I looked back at my file. "O" hadn't changed to a "B," so I groaned. The bailiff glared at me, so I tapered it off into a whimper and shut the hell up. The bailiff seemed pleased with himself, and wandered over to a couple two pews over who may or may not have text-messaged someone just then. The signs clearly said "TURN OFF ALL CELL PHONES AND PAGERS. DO NOT TALK. FAILURE TO COMPLY WILL RESULT IN EXPULSION FROM THE COURTROOM OR CONTEMPT." So they were busted.

A greasy-looking mullet afficianado wearing a "Here's the beef" (with a downward-pointed arrow) T-shirt shouted "Yas-m!" and walked toward the podium. Fucking Hamiltuckians.

"Driving on a suspended license. This carries a maximum penalty of 90 days in jail, and a $500 fine. How do you plead?"

The Hamiltuckian rubbed his knuckle against his temple, massaging his brain into action. "If I plead 'no-contest,' do I get to explain my side of the story?"

"If you plead 'no contest,' you admit the truth of the facts and I will find you guilty."

"But I think that licenses shouldn't be needed, cuz my friends know that I can drive good. I brought my dad as a witness," he said, pointing to yet another man with a mullet, this one with over-alls.

Idiot. This is an arraignment, not a trial. Of course, as smart as I think I am, I realized I might've done the same thing if I hadn't been 3 years in law school. Again, I groaned. Again, the bailiff glared. Fortunately, a cell phone went off, and that allowed the bailiff to go off on someone else.

At some point, I fell asleep. I woke up midway through the "N's," and sitting next to a fine gentleman with a wet, hacking, tuburculosis-esque cough. And then, before I knew it, that fine gentleman was tossed out of the courtroom when his cell phone went off. And then, before I knew it, "Owens" was called out.

Now was my time to shine as a lawyer. This is what having a license to practice law was all about, dammit.

"Here, your honor!" I shouted, giving myself props because none of the other arraignees addressed the magistrate as "Your honor;" rather, they kept referring to her as "Ma'am" or "lady" or, in at least two cases, "sir," which was kind of awkward.

The magistrate sized me up. "These are some serious charges and they require explanation. It says here you were pulled over for operating a vehicle while intoxicated, and when your car was searched, the police found approximately two kilograms of marijuana. What do you have to say for yourself?"

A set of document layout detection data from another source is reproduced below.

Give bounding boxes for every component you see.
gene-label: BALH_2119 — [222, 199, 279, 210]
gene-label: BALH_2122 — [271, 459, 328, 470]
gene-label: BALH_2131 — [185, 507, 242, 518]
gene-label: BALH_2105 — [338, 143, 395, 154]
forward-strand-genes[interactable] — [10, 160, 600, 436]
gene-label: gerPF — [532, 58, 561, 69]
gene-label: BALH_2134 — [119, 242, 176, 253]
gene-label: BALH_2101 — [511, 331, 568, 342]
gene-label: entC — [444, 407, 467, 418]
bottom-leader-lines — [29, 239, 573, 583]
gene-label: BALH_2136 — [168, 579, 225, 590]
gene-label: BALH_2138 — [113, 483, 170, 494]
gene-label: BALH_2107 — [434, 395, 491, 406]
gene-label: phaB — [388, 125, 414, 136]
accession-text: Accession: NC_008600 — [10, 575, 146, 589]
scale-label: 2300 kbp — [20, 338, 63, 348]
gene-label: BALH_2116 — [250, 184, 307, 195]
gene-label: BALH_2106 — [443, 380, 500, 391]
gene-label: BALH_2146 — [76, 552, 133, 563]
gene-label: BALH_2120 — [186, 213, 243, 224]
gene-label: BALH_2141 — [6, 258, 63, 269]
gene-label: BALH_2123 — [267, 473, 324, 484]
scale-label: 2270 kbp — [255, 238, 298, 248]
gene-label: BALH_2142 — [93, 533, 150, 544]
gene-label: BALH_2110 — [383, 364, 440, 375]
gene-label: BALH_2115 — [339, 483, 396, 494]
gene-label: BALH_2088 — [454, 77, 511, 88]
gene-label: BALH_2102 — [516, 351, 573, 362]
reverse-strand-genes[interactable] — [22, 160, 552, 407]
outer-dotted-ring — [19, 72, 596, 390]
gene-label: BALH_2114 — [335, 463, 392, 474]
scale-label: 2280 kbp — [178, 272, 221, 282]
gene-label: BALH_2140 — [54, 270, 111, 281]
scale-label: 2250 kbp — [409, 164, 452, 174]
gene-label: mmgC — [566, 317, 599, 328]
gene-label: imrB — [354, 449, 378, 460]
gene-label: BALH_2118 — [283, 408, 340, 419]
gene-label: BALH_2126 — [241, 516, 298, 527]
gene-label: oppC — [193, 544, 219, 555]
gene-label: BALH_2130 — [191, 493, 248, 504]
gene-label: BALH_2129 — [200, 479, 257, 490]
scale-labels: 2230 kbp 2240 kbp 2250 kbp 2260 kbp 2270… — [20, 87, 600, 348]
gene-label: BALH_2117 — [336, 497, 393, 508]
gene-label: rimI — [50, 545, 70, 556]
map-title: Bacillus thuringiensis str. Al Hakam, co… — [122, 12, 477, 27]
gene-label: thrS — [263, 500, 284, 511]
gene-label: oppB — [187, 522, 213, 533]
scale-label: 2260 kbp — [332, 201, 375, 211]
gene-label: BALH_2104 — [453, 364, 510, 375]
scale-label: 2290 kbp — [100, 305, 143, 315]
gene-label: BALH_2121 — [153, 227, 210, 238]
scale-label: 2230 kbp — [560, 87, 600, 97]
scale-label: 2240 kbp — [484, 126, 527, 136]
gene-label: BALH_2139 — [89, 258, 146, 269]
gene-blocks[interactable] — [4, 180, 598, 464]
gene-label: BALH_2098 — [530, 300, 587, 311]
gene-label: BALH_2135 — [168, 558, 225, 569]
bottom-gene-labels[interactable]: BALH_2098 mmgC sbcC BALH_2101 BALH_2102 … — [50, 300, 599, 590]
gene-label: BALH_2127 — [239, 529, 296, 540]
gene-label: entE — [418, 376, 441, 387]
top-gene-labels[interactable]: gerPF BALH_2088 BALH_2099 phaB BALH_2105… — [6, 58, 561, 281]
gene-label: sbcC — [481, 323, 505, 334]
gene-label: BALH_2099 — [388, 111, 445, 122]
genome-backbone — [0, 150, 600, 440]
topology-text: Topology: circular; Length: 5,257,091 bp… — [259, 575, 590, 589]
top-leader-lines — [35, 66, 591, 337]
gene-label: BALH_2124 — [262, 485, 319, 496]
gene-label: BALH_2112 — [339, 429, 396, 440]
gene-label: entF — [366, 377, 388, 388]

"Is that all you have to say...?"

Finding myself and channelling Perry Mason, I replied, "May it please the court: Your honor, I am NOT Mr. Owens. Rather, Mr. Owens has retained my firm to represent him in this matter. Here is his waiver of his right to be present during this arraignment; in additon, Mr. Owens has directed us to enter his plea of 'not guilty." And I must say, my eloquence surprised myself. And I could sense that a number of the people in the pews behind me, several of whom had mullets, were similarly impressed.

"So you're his lawyer?"

"Yes, your honor."

"And you've been waiting here all this time?"

"Patiently, your honor." An hour and a half, to be precise.

"Did you know that all you had to do was drop off that sheet to that desk over there," she said, pointing to the official-looking law student sitting at the table beside her, "and you could have been out of here without waiting for your client's name to be called?"

"Crap, your honor."

I handed the waiver to the bailiff and silently held myself in contempt as I stalked out of the courtroom and up to the second floor, to yet another line to wait in for a pretrial conference. It would've been nice to have had a head's up that I could do that. Then again, a vague part of my memory told me I did. I was just too busy taking notes on the directions to notice.

I walked upstairs and wished for the days when I was paid by the hour. Damn my crappy salary.